HANIMEFENDİ.. Araba kullanırken cep telefonu ile konuşmak yasak. Belli, yasaklar umurunuzda değil.. Hem de İstanbul'un en işlek kavşaklarından birine arabayı tek elle sürerek ve önünüze bakmadan girdiniz..
Çünkü baksanız, gideceğiniz yönün dolu olduğunu ve kıpırdamadığını görür, beklerdiniz. Aldırmadınız, iki metre daha sürüp durmak zorunda kaldınız. İleri gidemiyordunuz, mümkün değildi.

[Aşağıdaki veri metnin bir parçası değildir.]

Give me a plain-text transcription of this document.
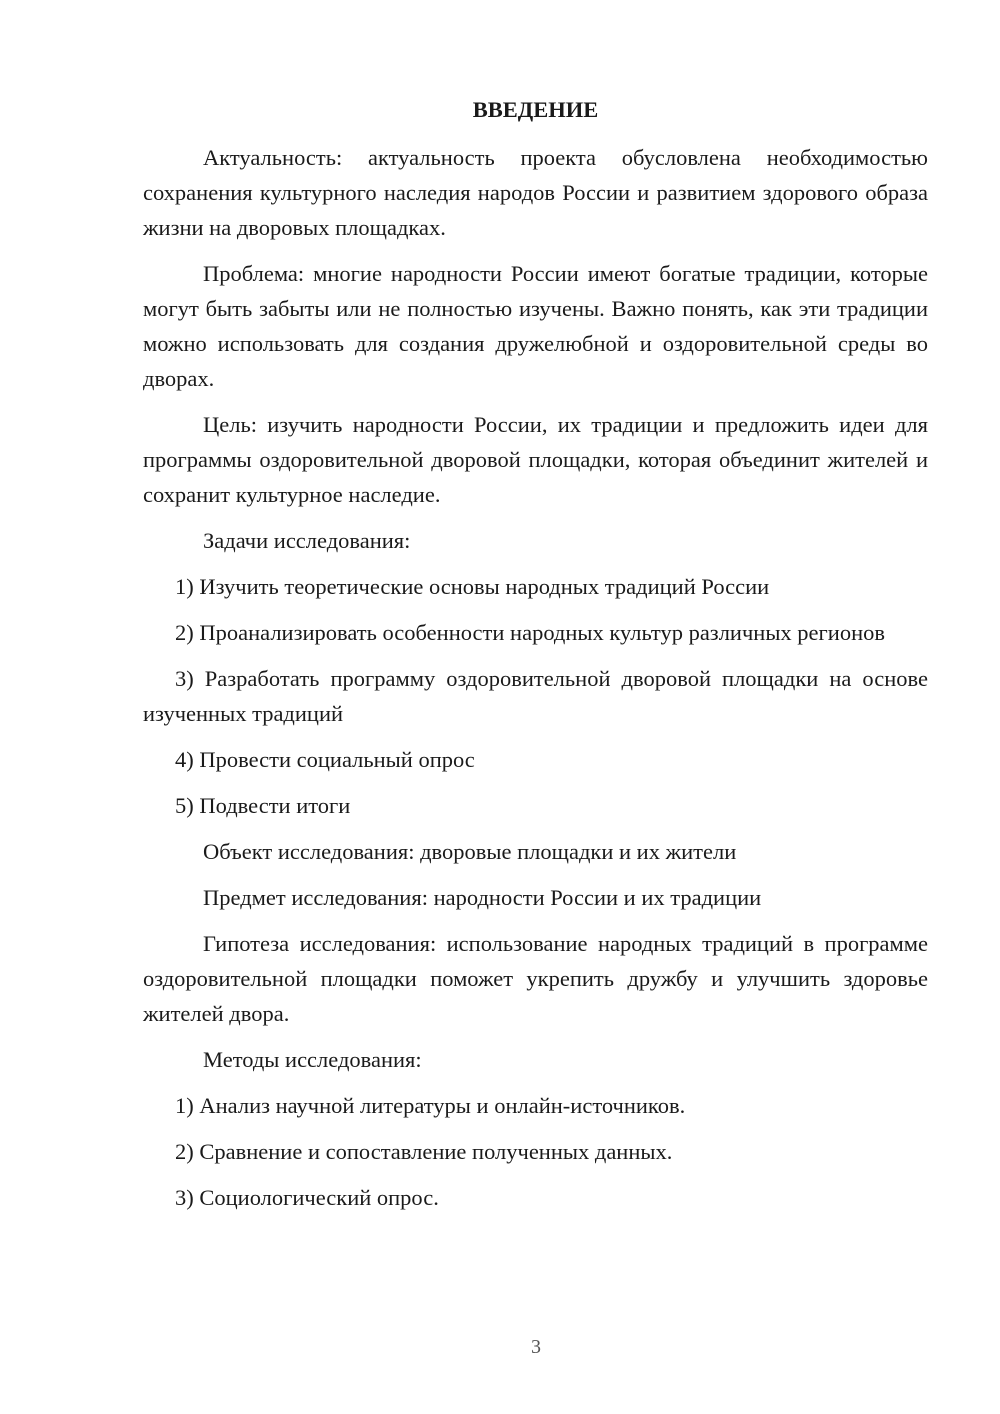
ВВЕДЕНИЕ

Актуальность: актуальность проекта обусловлена необходимостью сохранения культурного наследия народов России и развитием здорового образа жизни на дворовых площадках.

Проблема: многие народности России имеют богатые традиции, которые могут быть забыты или не полностью изучены. Важно понять, как эти традиции можно использовать для создания дружелюбной и оздоровительной среды во дворах.

Цель: изучить народности России, их традиции и предложить идеи для программы оздоровительной дворовой площадки, которая объединит жителей и сохранит культурное наследие.

Задачи исследования:

1) Изучить теоретические основы народных традиций России

2) Проанализировать особенности народных культур различных регионов

3) Разработать программу оздоровительной дворовой площадки на основе изученных традиций

4) Провести социальный опрос

5) Подвести итоги

Объект исследования: дворовые площадки и их жители

Предмет исследования: народности России и их традиции

Гипотеза исследования: использование народных традиций в программе оздоровительной площадки поможет укрепить дружбу и улучшить здоровье жителей двора.

Методы исследования:

1) Анализ научной литературы и онлайн-источников.

2) Сравнение и сопоставление полученных данных.

3) Социологический опрос.

3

İki metre geride dursanız, uygar insan olurdunuz. Siz Levent Caddesi'nden gelen trafiğin önünü kestiniz, zerre umursamadan.. Çıkamayacağın kavşağa girmek, en ağır trafik suçudur, aldırmadan..
Ben orada, iki yeşili boş bekledim, gideceğim yön de bomboşken. Benimle birlikte onlarca araba da bekledi.. Siz fütursuz, pervasız, telefonla konuşmanıza devam ettiniz, bir kavşakta trafiği düğüm, onlarca arabayı yolundan ettiğiniz için zerre utanmadan..
İstanbul sizin gibiler yüzünden bu halde.. Yoksa, yolları az, ya da arabaları fazla olduğu için değil..
Ne kurallara, ne başkalarına saygısı olmayan bir sürücüler güruhuyuz biz..
Size çıldıran, ama ayni şeyi kendi de yapan benim şoförüm Ercan dahil!..
Siz de kim bilir kaç kez, gidemeyeceği halde durup, sizin de yolunuzu keserken telefonla konuşmaya devam eden saygısızlara sövmüşsünüzdür.